I've been checking the beehives every couple of weeks. At the beginning of the summer there was a lot of honey, things were building up quickly and it looked like a great year for honey making. I was excited, looking forward to selling at the market, feeling kind of proud of myself (as if I had much to do with it). Then it started raining. Everyone was happy, we've had so little rain for so many years and it meant lots of flowers and thus lots of honey. A good year for the bees. Then it kept raining and did not stop for weeks. When I checked the hives the honey was gone, the bees using it to stay alive when they couldn't forage. Now folks are starting to feed sugar water hoping to just keep the hives going. All those wildflowers and the bees can't get to them.
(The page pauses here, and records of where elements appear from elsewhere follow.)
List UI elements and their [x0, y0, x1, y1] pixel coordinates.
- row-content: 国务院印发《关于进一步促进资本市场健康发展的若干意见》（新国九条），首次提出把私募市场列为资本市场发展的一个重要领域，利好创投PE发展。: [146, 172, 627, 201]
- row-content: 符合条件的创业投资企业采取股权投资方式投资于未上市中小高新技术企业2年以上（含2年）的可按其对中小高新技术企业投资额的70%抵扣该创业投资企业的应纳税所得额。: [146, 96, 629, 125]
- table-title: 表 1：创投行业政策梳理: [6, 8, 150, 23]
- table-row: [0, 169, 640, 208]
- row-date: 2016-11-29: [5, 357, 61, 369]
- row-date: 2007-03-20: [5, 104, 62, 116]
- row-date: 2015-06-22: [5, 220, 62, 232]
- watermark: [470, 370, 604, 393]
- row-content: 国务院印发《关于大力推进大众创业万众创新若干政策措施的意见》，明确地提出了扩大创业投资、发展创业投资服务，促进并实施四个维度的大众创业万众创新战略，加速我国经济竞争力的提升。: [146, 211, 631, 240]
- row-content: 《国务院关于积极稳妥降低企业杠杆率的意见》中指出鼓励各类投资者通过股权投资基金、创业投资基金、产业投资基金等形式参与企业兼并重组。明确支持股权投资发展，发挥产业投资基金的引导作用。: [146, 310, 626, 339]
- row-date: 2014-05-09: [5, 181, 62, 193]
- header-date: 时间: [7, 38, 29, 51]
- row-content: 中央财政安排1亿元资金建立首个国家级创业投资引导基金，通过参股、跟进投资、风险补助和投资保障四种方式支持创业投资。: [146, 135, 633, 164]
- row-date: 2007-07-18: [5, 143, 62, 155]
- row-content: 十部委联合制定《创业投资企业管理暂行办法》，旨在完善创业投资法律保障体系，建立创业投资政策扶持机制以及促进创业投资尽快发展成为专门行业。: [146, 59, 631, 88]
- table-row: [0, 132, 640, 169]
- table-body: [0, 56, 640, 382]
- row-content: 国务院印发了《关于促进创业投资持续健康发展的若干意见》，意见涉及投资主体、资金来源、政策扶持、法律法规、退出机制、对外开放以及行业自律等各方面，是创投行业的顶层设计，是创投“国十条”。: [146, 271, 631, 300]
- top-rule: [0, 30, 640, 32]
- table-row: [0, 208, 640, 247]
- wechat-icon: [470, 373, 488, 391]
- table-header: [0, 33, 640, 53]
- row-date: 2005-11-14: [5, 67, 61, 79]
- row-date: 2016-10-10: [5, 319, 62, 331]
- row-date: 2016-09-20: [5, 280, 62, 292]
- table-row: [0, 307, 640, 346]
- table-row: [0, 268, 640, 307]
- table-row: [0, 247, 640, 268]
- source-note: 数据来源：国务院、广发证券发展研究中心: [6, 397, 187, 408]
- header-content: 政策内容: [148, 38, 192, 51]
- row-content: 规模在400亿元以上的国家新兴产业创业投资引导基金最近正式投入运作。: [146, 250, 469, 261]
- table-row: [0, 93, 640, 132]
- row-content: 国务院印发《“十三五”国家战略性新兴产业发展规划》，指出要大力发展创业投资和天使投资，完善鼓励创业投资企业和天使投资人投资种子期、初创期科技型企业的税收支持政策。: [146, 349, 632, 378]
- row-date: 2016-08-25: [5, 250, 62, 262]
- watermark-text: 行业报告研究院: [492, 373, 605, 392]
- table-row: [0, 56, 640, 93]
Somehow this seems like a bigger message. Life just goes wrong sometimes; often. What seems to be good might not be. We can do everything right and it still doesn't work. Sometimes all we can do is hold on, do what we can, and keep moving forward. Sometimes all we can do is hold the line and hope we make it. Life is like that. It's not a judgement, it's not a test, it's not good or bad. It just is.
The girls keep working hard, I will be gentle with them...leaving most, if not all, the honey for them this winter. We will look forward into what the next year brings, trusting in a compassionate pattern to the light. The world keeps moving forward in it's own time, in a bigger dance than I can really imagine.
Just a little thought tonight. It's not all about me.